At 2 p.m. today, the temperature at Reagan National was just 1 degree below the all-time record of 103 degrees. The heat index, a measure of how scorched your skin feels, was around 120 degrees.
“I'm very slick,” says Harkey. “But I don't think I have it any worse than anyone else. We could be naked in there and still be uncomfortable.”
“There” is the Baldacchino Gypsy Tent, the Fest’s central venue and a nexus of misery for festivalgoers and performers alike. The physical specs of the tent make it the perfect heat trap for D.C.’s summer air: It’s set up on blacktop, which radiates warmth like a greasy pizza stone, and during shows flaps come down to block any crosswinds that could clear out the stagnant air.
“There are a couple of fans, but with the lights on it adds few more degrees,” says Harkey, co-artistic director of the musical Cabaret XXX: Les Femmes Fatales. “It's really, really, really hot.” On a scale of 1 to 10, it’s “like, 11.”
As sure as painfully low-budget production values and extreme subjects like dead babies and cannibalism, unbearable heat is one Fringe Fest feature that pops up year after year. The critics carp about it: Maura Judkis, formerly of TBD who now writes for the Post, has created a “Heat Fringedex” that goes up to 2 million degrees, while the City Paper’s Chris Klimek noted that he “had a nice sweat going while standing perfectly still in the Baldacchino Gypsy Tent” last night at 1:30 a.m. (Klimek describes D.C.’s summers as feeling like “a hell-mongrel with halitosis is licking my entire body.”)
“Anything near Fringe central is hot, the tent being the worst,” says Judkis. “And then indoor spaces like the Bedroom and the Redrum (both at 610 L St. NW) near Fringe central are in older buildings and have window air-conditioning units, so they also tend to get really hot.”
The fest organizers have made note of the fest’s signature incandescent weather, too, lowering ticket prices for this final weekend in a “Beat the Heat” special. They’re also handing out free water and Vitamin Water at the Gypsy Tent. There are no misting tents or big blocks of ice that audience members can hug, though; perhaps next year?
The actors arrive each day armed physically and mentally for an epic battle with the elements. Harkey employs a wooden fan, water, ice, waterlogged towels that have been frozen and handheld misters. Even still, she says her costume is drenched with sweat hours after each show.
“I'm in a particularly easy position because my character is angry and bitter and pissed off, so I can definitely channel it,” she says. “But there is a physical obstacle to overcome when your body is working so hard to cool down…. To get on stage and perform an hour and 15 minutes of rock songs takes a lot of energy.”

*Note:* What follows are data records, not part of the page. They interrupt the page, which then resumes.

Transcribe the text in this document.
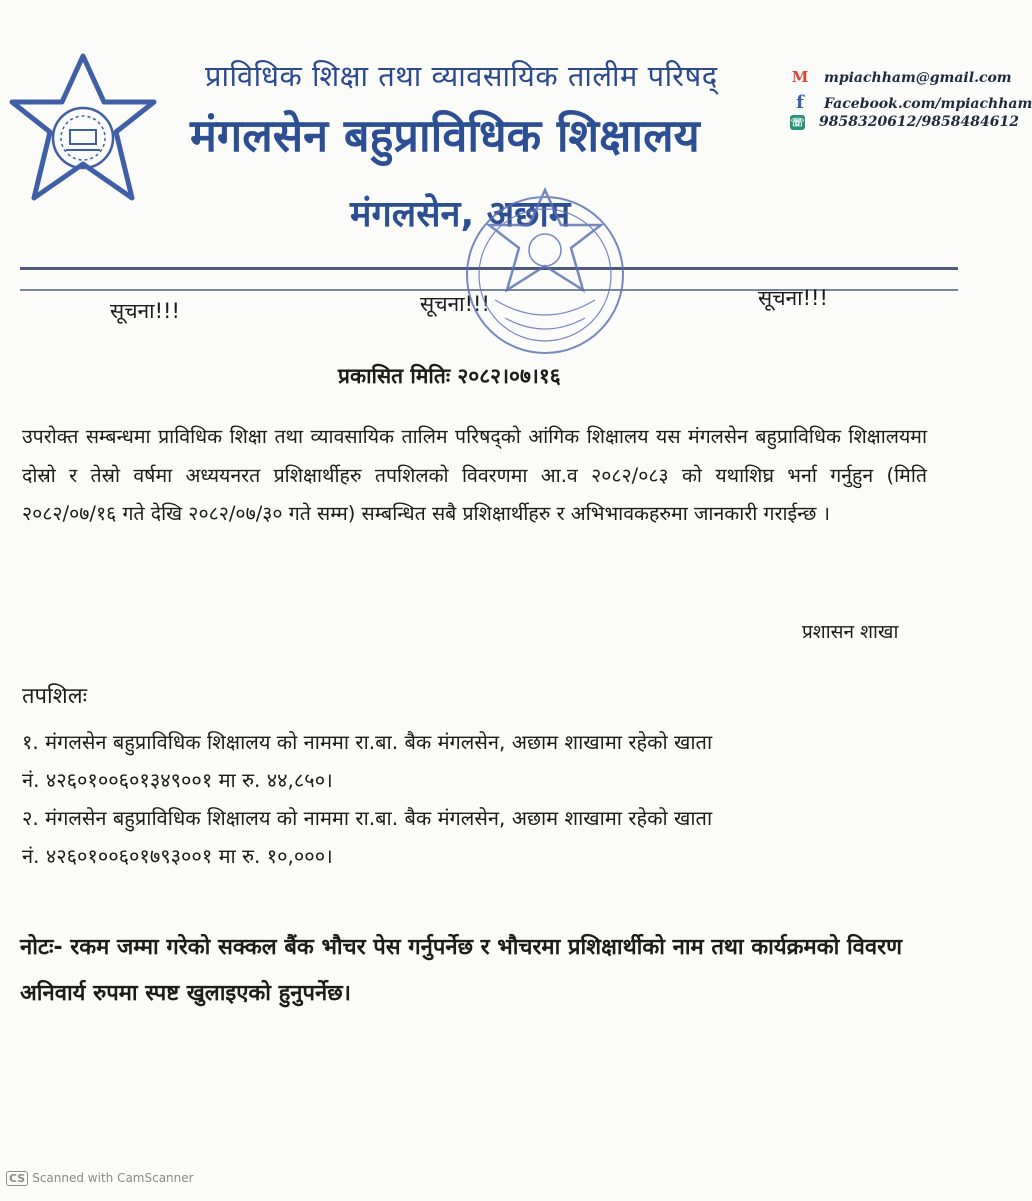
प्राविधिक शिक्षा तथा व्यावसायिक तालीम परिषद्
मंगलसेन बहुप्राविधिक शिक्षालय
मंगलसेन, अछाम
M mpiachham@gmail.com
f Facebook.com/mpiachham
☏ 9858320612/9858484612
सूचना!!!	सूचना!!!	सूचना!!!
प्रकासित मितिः २०८२।०७।१६
उपरोक्त सम्बन्धमा प्राविधिक शिक्षा तथा व्यावसायिक तालिम परिषद्को आंगिक शिक्षालय यस मंगलसेन बहुप्राविधिक शिक्षालयमा दोस्रो र तेस्रो वर्षमा अध्ययनरत प्रशिक्षार्थीहरु तपशिलको विवरणमा आ.व २०८२/०८३ को यथाशिघ्र भर्ना गर्नुहुन (मिति २०८२/०७/१६ गते देखि २०८२/०७/३० गते सम्म) सम्बन्धित सबै प्रशिक्षार्थीहरु र अभिभावकहरुमा जानकारी गराईन्छ ।
प्रशासन शाखा
तपशिलः
१. मंगलसेन बहुप्राविधिक शिक्षालय को नाममा रा.बा. बैक मंगलसेन, अछाम शाखामा रहेको खाता
नं. ४२६०१००६०१३४९००१ मा रु. ४४,८५०।
२. मंगलसेन बहुप्राविधिक शिक्षालय को नाममा रा.बा. बैक मंगलसेन, अछाम शाखामा रहेको खाता
नं. ४२६०१००६०१७९३००१ मा रु. १०,०००।
नोटः- रकम जम्मा गरेको सक्कल बैंक भौचर पेस गर्नुपर्नेछ र भौचरमा प्रशिक्षार्थीको नाम तथा कार्यक्रमको विवरण अनिवार्य रुपमा स्पष्ट खुलाइएको हुनुपर्नेछ।
CS Scanned with CamScanner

For John Shryock, who performs in the karate-filled “Illuminate: A Martial Arts Experience,” the heat is also his ally when it comes to giving an authentic, violent performance.
“It makes you feel a little more authentic to where fighting action would take place. It wouldn't necessarily be in an air-conditioned theater; it would be in jungle or in the tropics,” he says. “[The heat] gets us into it because it makes us sweat almost immediately, and maybe that kicks off into some sort of primal thing.”
Shryock does his karate in the dark at the Warehouse Theater, whose A/C is no match for the heat dome over the Fringe Fest. Audience members might at first rejoice when they enter the building’s outer hallway, because the forced air is stronger there, but then they enter the theater space where warm dankness is trapped. “It's kind of like a trick,” says Shryock, whose troupe of seven people drink a 24 pack of bottled water during every show.
But would effective air conditioning and non-sweat-covered patrons be a true Fringe Fest? Shryock argues no.
“It's all part of the experience,” he says. “It's not big budget, slick, polished, professional fancy-pants spaces, you know,” he says. “I'm ready to tough it out for the hardcore aspect of it all. Suffer through it for art – that old cliché.”